The standard error of one observation is 0.0013, for the mean of 20 observations, 0.000285, and for the mean of 3 observations, 0.0007.
Blunder Detect!
> I'm afraid you've gotten the wrong answer. Why not just use the statistical function of a pocket calculator?
Uhh...Because I like doing things the hard way? (At least once, anyway, so I understand the math).:-)
The answers are:
>
> s = 0.0013 ft. for the "Direct" series
>
> s = 0.0011 ft. for the "Reverse" series
In this case, I think I had the right answer, then went on to use it to get the wrong answer.
As Math Teacher points out, the Standard Error of the Mean, is not the same as the Standard Error of any individual observation.
The lines just above my "answer"...What I was calling Standard Deviation, is actually the Standard Error of any individual observation (.0013' and .0011').
I went on and (erroneously), divided those by the SQRT(20), which gave me the Standard Error of the Mean.
Superior but Useless
> Your calculation of the standard error for 3 observations is correct. Note that it is a larger number than rfc's which demonstrates the superiority of the mean of a larger number of observations.

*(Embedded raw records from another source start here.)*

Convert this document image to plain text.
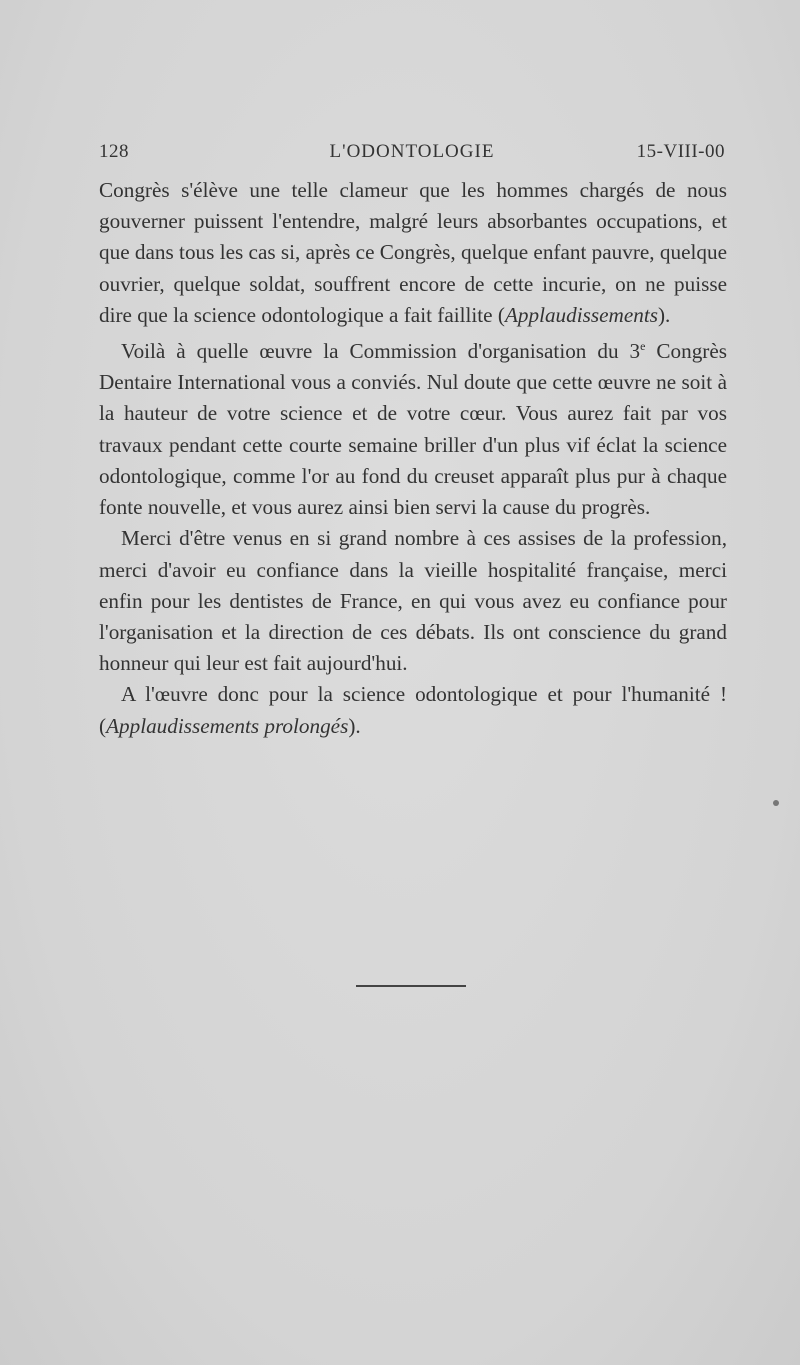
128	L'ODONTOLOGIE	15-VIII-00

Congrès s'élève une telle clameur que les hommes chargés de nous gouverner puissent l'entendre, malgré leurs absorbantes occupations, et que dans tous les cas si, après ce Congrès, quelque enfant pauvre, quelque ouvrier, quelque soldat, souffrent encore de cette incurie, on ne puisse dire que la science odontologique a fait faillite (Applaudissements).

Voilà à quelle œuvre la Commission d'organisation du 3e Congrès Dentaire International vous a conviés. Nul doute que cette œuvre ne soit à la hauteur de votre science et de votre cœur. Vous aurez fait par vos travaux pendant cette courte semaine briller d'un plus vif éclat la science odontologique, comme l'or au fond du creuset apparaît plus pur à chaque fonte nouvelle, et vous aurez ainsi bien servi la cause du progrès.

Merci d'être venus en si grand nombre à ces assises de la profession, merci d'avoir eu confiance dans la vieille hospitalité française, merci enfin pour les dentistes de France, en qui vous avez eu confiance pour l'organisation et la direction de ces débats. Ils ont conscience du grand honneur qui leur est fait aujourd'hui.

A l'œuvre donc pour la science odontologique et pour l'humanité ! (Applaudissements prolongés).
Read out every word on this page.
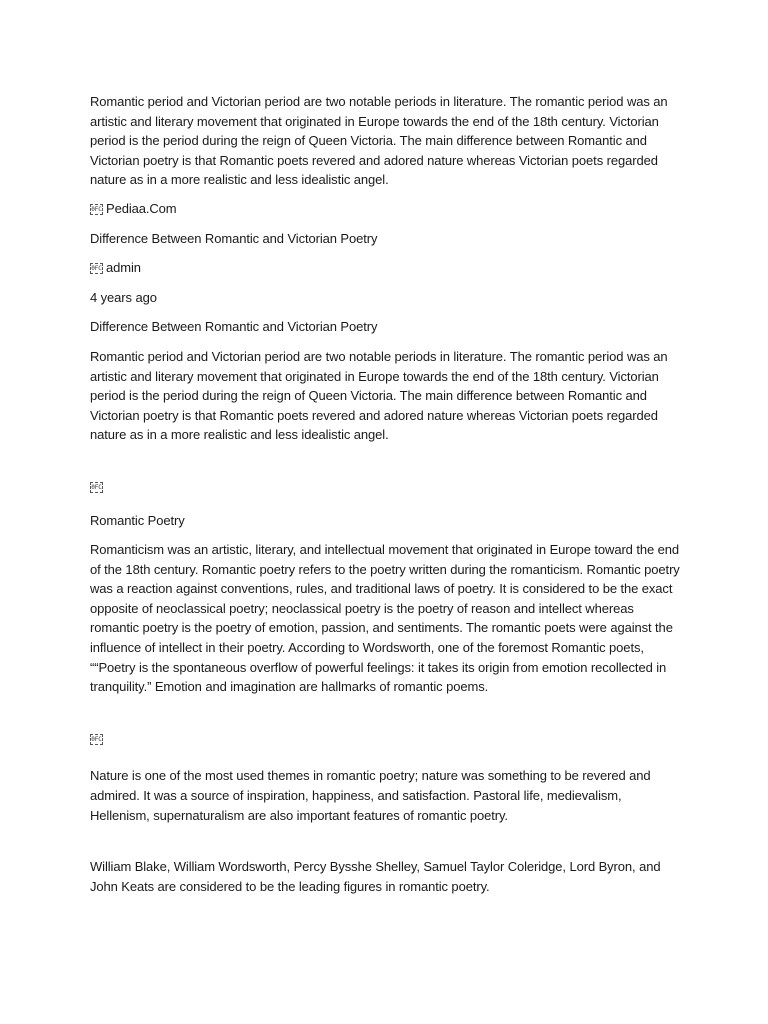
Romantic period and Victorian period are two notable periods in literature. The romantic period was an artistic and literary movement that originated in Europe towards the end of the 18th century. Victorian period is the period during the reign of Queen Victoria. The main difference between Romantic and Victorian poetry is that Romantic poets revered and adored nature whereas Victorian poets regarded nature as in a more realistic and less idealistic angel.

0FC Pediaa.Com

Difference Between Romantic and Victorian Poetry

0FC admin

4 years ago

Difference Between Romantic and Victorian Poetry

Romantic period and Victorian period are two notable periods in literature. The romantic period was an artistic and literary movement that originated in Europe towards the end of the 18th century. Victorian period is the period during the reign of Queen Victoria. The main difference between Romantic and Victorian poetry is that Romantic poets revered and adored nature whereas Victorian poets regarded nature as in a more realistic and less idealistic angel.

0FC

Romantic Poetry

Romanticism was an artistic, literary, and intellectual movement that originated in Europe toward the end of the 18th century. Romantic poetry refers to the poetry written during the romanticism. Romantic poetry was a reaction against conventions, rules, and traditional laws of poetry. It is considered to be the exact opposite of neoclassical poetry; neoclassical poetry is the poetry of reason and intellect whereas romantic poetry is the poetry of emotion, passion, and sentiments. The romantic poets were against the influence of intellect in their poetry. According to Wordsworth, one of the foremost Romantic poets, ““Poetry is the spontaneous overflow of powerful feelings: it takes its origin from emotion recollected in tranquility.” Emotion and imagination are hallmarks of romantic poems.

0FC

Nature is one of the most used themes in romantic poetry; nature was something to be revered and admired. It was a source of inspiration, happiness, and satisfaction. Pastoral life, medievalism, Hellenism, supernaturalism are also important features of romantic poetry.

William Blake, William Wordsworth, Percy Bysshe Shelley, Samuel Taylor Coleridge, Lord Byron, and John Keats are considered to be the leading figures in romantic poetry.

Superior, but (as Kent points out), useless. I think I'm satisfied that given that I will be turning at least 3 sets of D+R angles (still TBD) for my upcoming traverses, and that I'll be recording distance for each of those observations, I can sleep at night, setting the instrument to record a single distance observation for each angle observation.